Mark Gilbert's Blog

Science and technology, served light and fluffy.

A “Potentially Dangerous” Blog Post

Many months ago I started seeing exceptions being generated from a couple of the web sites that I manage to the effect of:

A potentially dangerous Request.QueryString value was detected from the client (Field12="<a>").

and

A potentially dangerous Request.Form value was detected from the client (Field12="<a>").

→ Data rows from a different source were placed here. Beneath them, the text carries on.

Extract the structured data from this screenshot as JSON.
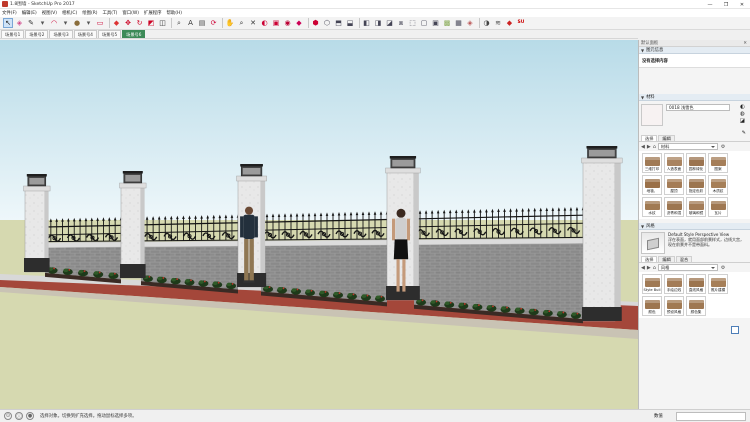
{
  "title": "1.8围墙 - SketchUp Pro 2017",
  "menu": [
    "文件(F)",
    "编辑(E)",
    "视图(V)",
    "相机(C)",
    "绘图(R)",
    "工具(T)",
    "窗口(W)",
    "扩展程序",
    "帮助(H)"
  ],
  "window_controls": [
    "—",
    "❐",
    "✕"
  ],
  "toolbar_icons": [
    {
      "name": "select-arrow-icon",
      "glyph": "↖",
      "color": "#222"
    },
    {
      "name": "eraser-icon",
      "glyph": "◈",
      "color": "#d24a8c"
    },
    {
      "name": "pencil-line-icon",
      "glyph": "✎",
      "color": "#333"
    },
    {
      "name": "dropdown-caret-icon",
      "glyph": "▾",
      "color": "#555"
    },
    {
      "name": "arc-icon",
      "glyph": "◠",
      "color": "#c03"
    },
    {
      "name": "dropdown-caret-icon",
      "glyph": "▾",
      "color": "#555"
    },
    {
      "name": "paint-bucket-icon",
      "glyph": "●",
      "color": "#8a6d3b"
    },
    {
      "name": "dropdown-caret-icon",
      "glyph": "▾",
      "color": "#555"
    },
    {
      "name": "rectangle-icon",
      "glyph": "▭",
      "color": "#c03"
    },
    {
      "name": "push-pull-icon",
      "glyph": "◆",
      "color": "#d33"
    },
    {
      "name": "move-icon",
      "glyph": "✥",
      "color": "#c02"
    },
    {
      "name": "rotate-icon",
      "glyph": "↻",
      "color": "#c02"
    },
    {
      "name": "scale-icon",
      "glyph": "◩",
      "color": "#c02"
    },
    {
      "name": "offset-icon",
      "glyph": "◫",
      "color": "#333"
    },
    {
      "name": "tape-measure-icon",
      "glyph": "⌕",
      "color": "#444"
    },
    {
      "name": "text-icon",
      "glyph": "A",
      "color": "#333"
    },
    {
      "name": "paint-icon",
      "glyph": "▤",
      "color": "#444"
    },
    {
      "name": "orbit-icon",
      "glyph": "⟳",
      "color": "#c03"
    },
    {
      "name": "pan-hand-icon",
      "glyph": "✋",
      "color": "#c07"
    },
    {
      "name": "zoom-icon",
      "glyph": "⌕",
      "color": "#333"
    },
    {
      "name": "zoom-extents-icon",
      "glyph": "✕",
      "color": "#333"
    },
    {
      "name": "section-plane-icon",
      "glyph": "◐",
      "color": "#c03"
    },
    {
      "name": "warehouse-icon",
      "glyph": "▣",
      "color": "#c03"
    },
    {
      "name": "extension-icon",
      "glyph": "◉",
      "color": "#b03"
    },
    {
      "name": "sandbox-icon",
      "glyph": "◆",
      "color": "#c05"
    },
    {
      "name": "layout-icon",
      "glyph": "⬢",
      "color": "#c03"
    },
    {
      "name": "iso-view-icon",
      "glyph": "⬡",
      "color": "#445"
    },
    {
      "name": "top-view-icon",
      "glyph": "⬒",
      "color": "#445"
    },
    {
      "name": "front-view-icon",
      "glyph": "⬓",
      "color": "#445"
    },
    {
      "name": "right-view-icon",
      "glyph": "◧",
      "color": "#445"
    },
    {
      "name": "back-view-icon",
      "glyph": "◨",
      "color": "#445"
    },
    {
      "name": "left-view-icon",
      "glyph": "◪",
      "color": "#445"
    },
    {
      "name": "xray-icon",
      "glyph": "⧈",
      "color": "#445"
    },
    {
      "name": "wireframe-icon",
      "glyph": "⬚",
      "color": "#445"
    },
    {
      "name": "hidden-line-icon",
      "glyph": "▢",
      "color": "#445"
    },
    {
      "name": "shaded-icon",
      "glyph": "▣",
      "color": "#445"
    },
    {
      "name": "textured-icon",
      "glyph": "▩",
      "color": "#8a5"
    },
    {
      "name": "monochrome-icon",
      "glyph": "▦",
      "color": "#445"
    },
    {
      "name": "style-builder-icon",
      "glyph": "◈",
      "color": "#b55"
    },
    {
      "name": "shadow-icon",
      "glyph": "◑",
      "color": "#444"
    },
    {
      "name": "fog-icon",
      "glyph": "≋",
      "color": "#444"
    },
    {
      "name": "plugin-ruby-icon",
      "glyph": "◆",
      "color": "#c22"
    },
    {
      "name": "plugin-su-icon",
      "glyph": "SU",
      "color": "#c00"
    }
  ],
  "scene_tabs": [
    "场景号1",
    "场景号2",
    "场景号3",
    "场景号4",
    "场景号5",
    "场景号6"
  ],
  "active_scene_index": 5,
  "tray": {
    "header": "默认面板",
    "entity_info": {
      "title": "图元信息",
      "value": "没有选择内容"
    },
    "materials": {
      "title": "材料",
      "current_name": "0018 浅雪色",
      "tabs": [
        "选择",
        "编辑"
      ],
      "library": "材料",
      "items": [
        {
          "label": "三维打印",
          "color": "#a07a55"
        },
        {
          "label": "人造表面",
          "color": "#a9835f"
        },
        {
          "label": "园林绿化",
          "color": "#9b7450"
        },
        {
          "label": "图案",
          "color": "#a57e59"
        },
        {
          "label": "地毯、",
          "color": "#9a7048"
        },
        {
          "label": "屋顶",
          "color": "#a47c56"
        },
        {
          "label": "指定色彩",
          "color": "#9c754f"
        },
        {
          "label": "木质纹",
          "color": "#a67f58"
        },
        {
          "label": "水纹",
          "color": "#a17a52"
        },
        {
          "label": "沥青和混",
          "color": "#9d7650"
        },
        {
          "label": "玻璃和镜",
          "color": "#a37c57"
        },
        {
          "label": "瓦片",
          "color": "#9f7852"
        }
      ]
    },
    "styles": {
      "title": "风格",
      "current_name": "Default Style Perspective View",
      "description": "浮在表面，就用面部前景样式，边线大宫，现在前景并不是带面料。",
      "tabs": [
        "选择",
        "编辑",
        "混合"
      ],
      "library": "风格",
      "items": [
        {
          "label": "Style Buil",
          "color": "#a07a55"
        },
        {
          "label": "手绘边线",
          "color": "#a37c57"
        },
        {
          "label": "直线风格",
          "color": "#9c754f"
        },
        {
          "label": "照片建模",
          "color": "#a67f58"
        },
        {
          "label": "颜色",
          "color": "#9d7650"
        },
        {
          "label": "预设风格",
          "color": "#a17a52"
        },
        {
          "label": "颜色集",
          "color": "#9f7852"
        }
      ]
    }
  },
  "status": {
    "message": "选择对象。切换到扩充选择。拖动鼠标选择多项。",
    "measure_label": "数值",
    "measure_value": ""
  },
  "scene": {
    "ground_color": "#d6d9b0",
    "sky_top": "#b8dbe8",
    "sky_bottom": "#eef7fa",
    "railing_color": "#151515",
    "pillar_color": "#f1f1f1"
  }
}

After some digging I determined that there was a link out in the wild that was trying to request a page in these sites, and that request included a parameter value of an HTML tag, which the ASP.NET engine was tossing out as being “potentially dangerous”.  Initially I concluded this was nothing I could do anything about, and ignored it.

A couple of months ago, when I had a short break in my usual workload, I decided to return to this issue with a new approach.  Instead of trying to fix the inbound link, perhaps I could detect when requests like this were coming through, and do something more useful than throwing an exception.  As it turns out, the solution was pretty straightforward.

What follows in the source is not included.